Buddy, the seven-year-old German shepherd from New York, passed away after a three-month illness, according to the National Geographic report.
The US Department of Agriculture confirmed Buddy was the first dog to test positive for the disease in the US on June 2.
It is unclear whether Buddy died from coronavirus, which he may have contracted from his owner, Robert Mahoney, who tested positive for the disease in the spring, or if it was from lymphoma.
Two veterinarians who were not part of his treatment, but who reviewed Buddy’s medical records for National Geographic, told the media that the dog probably had cancer.
The dog ((German shepherd), commonly used as police dogs came down with illness in April but it wasn’t until mid-May that a veterinary officer confirmed Buddy had coronavirus.
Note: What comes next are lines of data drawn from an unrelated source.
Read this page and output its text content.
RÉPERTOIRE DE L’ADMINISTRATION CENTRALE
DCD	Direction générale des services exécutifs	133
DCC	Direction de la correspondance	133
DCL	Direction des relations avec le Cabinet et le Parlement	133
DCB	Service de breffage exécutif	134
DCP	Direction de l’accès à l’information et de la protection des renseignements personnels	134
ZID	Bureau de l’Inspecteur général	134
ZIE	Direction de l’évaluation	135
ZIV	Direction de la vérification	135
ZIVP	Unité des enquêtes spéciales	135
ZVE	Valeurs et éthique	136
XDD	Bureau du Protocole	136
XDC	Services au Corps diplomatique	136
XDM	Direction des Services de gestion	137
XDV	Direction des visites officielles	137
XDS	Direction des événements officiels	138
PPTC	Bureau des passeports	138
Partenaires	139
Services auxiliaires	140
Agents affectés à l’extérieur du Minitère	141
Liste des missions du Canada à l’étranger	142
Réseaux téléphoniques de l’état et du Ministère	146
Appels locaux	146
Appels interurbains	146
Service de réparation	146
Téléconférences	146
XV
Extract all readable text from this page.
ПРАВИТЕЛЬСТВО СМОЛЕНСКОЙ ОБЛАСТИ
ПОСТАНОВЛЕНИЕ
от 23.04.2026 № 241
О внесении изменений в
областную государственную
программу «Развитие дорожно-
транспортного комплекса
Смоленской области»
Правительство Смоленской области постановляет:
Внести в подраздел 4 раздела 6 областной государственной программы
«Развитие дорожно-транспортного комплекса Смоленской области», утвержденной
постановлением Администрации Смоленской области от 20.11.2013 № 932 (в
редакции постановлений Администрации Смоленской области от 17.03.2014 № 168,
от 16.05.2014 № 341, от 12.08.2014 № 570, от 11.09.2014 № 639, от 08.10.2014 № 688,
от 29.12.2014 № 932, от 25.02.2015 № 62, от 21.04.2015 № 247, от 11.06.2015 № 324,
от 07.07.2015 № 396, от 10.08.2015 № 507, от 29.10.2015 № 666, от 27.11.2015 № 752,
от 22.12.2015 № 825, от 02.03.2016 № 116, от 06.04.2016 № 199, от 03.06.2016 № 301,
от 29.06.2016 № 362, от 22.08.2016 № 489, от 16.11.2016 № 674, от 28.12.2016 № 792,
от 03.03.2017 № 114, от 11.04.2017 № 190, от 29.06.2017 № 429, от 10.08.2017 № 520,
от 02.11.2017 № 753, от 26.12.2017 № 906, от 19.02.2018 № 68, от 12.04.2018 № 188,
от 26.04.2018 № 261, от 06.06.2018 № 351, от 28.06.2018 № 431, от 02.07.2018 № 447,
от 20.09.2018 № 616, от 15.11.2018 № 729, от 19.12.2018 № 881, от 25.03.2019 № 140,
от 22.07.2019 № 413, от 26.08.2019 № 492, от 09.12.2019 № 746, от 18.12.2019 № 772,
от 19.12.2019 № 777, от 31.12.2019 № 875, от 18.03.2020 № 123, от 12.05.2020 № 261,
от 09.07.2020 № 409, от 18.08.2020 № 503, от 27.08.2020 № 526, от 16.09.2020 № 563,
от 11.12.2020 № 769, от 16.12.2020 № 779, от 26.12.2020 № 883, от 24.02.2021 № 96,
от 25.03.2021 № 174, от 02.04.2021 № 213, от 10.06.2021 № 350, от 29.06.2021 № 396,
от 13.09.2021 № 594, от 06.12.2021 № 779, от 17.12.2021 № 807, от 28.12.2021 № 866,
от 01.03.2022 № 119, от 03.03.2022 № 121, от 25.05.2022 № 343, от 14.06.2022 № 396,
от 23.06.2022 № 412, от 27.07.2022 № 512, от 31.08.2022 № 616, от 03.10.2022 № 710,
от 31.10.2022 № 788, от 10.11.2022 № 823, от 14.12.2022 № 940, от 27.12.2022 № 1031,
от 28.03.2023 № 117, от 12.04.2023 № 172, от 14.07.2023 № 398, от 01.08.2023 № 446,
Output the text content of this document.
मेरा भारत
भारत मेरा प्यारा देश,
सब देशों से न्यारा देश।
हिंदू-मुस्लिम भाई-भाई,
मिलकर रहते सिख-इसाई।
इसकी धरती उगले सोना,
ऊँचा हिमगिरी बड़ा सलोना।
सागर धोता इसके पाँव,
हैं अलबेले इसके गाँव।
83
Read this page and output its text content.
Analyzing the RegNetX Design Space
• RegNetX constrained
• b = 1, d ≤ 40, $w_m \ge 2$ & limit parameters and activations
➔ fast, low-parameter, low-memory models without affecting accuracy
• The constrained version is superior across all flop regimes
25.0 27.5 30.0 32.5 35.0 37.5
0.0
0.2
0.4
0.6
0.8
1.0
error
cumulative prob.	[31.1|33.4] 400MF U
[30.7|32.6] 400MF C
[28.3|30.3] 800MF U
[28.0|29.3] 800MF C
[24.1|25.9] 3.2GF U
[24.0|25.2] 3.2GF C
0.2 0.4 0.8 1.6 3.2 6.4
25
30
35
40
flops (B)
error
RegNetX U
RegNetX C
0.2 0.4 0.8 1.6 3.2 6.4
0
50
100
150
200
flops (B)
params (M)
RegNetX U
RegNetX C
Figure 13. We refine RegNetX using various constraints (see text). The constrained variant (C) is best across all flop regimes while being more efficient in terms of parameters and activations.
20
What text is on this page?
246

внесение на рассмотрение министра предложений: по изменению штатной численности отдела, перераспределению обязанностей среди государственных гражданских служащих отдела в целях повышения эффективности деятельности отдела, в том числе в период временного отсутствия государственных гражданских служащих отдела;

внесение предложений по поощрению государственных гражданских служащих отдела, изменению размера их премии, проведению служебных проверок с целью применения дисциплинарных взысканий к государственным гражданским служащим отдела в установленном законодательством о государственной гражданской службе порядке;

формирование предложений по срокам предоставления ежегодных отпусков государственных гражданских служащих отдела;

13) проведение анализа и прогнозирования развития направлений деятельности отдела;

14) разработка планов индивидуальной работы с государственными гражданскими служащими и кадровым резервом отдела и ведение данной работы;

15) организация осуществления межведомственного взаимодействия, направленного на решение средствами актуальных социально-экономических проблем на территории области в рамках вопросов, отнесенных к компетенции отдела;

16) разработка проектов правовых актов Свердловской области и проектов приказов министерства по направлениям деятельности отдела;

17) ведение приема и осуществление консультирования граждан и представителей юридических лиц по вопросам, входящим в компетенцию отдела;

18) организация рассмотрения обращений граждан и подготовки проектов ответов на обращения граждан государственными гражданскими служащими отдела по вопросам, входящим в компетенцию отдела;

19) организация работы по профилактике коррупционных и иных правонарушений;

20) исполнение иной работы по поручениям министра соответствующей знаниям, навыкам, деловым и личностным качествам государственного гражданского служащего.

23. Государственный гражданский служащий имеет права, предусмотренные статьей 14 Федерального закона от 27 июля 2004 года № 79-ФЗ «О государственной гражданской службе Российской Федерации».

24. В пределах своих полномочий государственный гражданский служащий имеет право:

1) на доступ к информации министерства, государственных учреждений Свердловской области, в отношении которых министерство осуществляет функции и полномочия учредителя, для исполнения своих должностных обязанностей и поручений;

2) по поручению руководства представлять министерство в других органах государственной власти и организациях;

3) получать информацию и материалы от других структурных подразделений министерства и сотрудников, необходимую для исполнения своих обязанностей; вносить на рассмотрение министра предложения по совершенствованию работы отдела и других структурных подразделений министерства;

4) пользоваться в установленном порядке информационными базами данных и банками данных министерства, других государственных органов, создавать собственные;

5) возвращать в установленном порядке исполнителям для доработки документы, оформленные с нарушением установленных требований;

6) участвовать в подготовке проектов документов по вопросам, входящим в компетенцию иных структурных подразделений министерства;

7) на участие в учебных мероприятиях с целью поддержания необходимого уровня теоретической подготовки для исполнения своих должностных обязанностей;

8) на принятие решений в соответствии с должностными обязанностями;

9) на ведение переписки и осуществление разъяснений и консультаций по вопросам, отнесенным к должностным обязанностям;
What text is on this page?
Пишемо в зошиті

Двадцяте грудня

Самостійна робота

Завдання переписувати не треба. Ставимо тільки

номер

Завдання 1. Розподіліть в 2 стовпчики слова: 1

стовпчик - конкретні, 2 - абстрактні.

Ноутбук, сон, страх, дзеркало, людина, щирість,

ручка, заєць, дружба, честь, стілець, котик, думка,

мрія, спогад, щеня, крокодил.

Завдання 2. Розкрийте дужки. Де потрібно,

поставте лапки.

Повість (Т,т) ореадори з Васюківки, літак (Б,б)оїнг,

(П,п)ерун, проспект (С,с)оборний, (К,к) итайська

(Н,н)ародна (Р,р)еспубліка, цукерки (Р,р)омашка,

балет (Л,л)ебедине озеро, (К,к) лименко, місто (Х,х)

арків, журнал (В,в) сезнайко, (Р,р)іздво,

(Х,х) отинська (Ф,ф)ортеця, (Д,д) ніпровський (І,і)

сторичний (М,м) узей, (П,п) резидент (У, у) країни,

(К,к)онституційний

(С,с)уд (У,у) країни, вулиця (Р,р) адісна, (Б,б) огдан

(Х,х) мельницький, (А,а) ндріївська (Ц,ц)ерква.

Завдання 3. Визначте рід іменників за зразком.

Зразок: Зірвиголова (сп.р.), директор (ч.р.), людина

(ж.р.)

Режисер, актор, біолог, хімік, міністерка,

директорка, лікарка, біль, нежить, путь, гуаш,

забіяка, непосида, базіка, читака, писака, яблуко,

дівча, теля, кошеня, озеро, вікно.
“You tell people that your dog was positive, and they look at you (as if you have) ten heads,” owner and Robert Mahoney’s wife, Allison said.
A USDA report at the time read, “Samples from the dog were taken after it showed signs of respiratory illness. The dog is expected to make a full recovery.”
However, Buddy failed to make a full recovery and he had to be put down due to becoming so ill.
Buddy’s death comes after the UK’s Chief Veterinary Officer, Christine Middlemiss confirmed a cat in the UK had contracted coronavirus.
The infection was confirmed following tests at the Animal and Plant Health Agency (APHA) laboratory in Weybridge on Wednesday.
The advice from Public Health England (PHE) is for people to wash their hands regularly, including before and after contact with animals.
According to Middlemiss,“this is a very rare event with infected animals detected to date only showing mild clinical signs and recovering within in a few days.”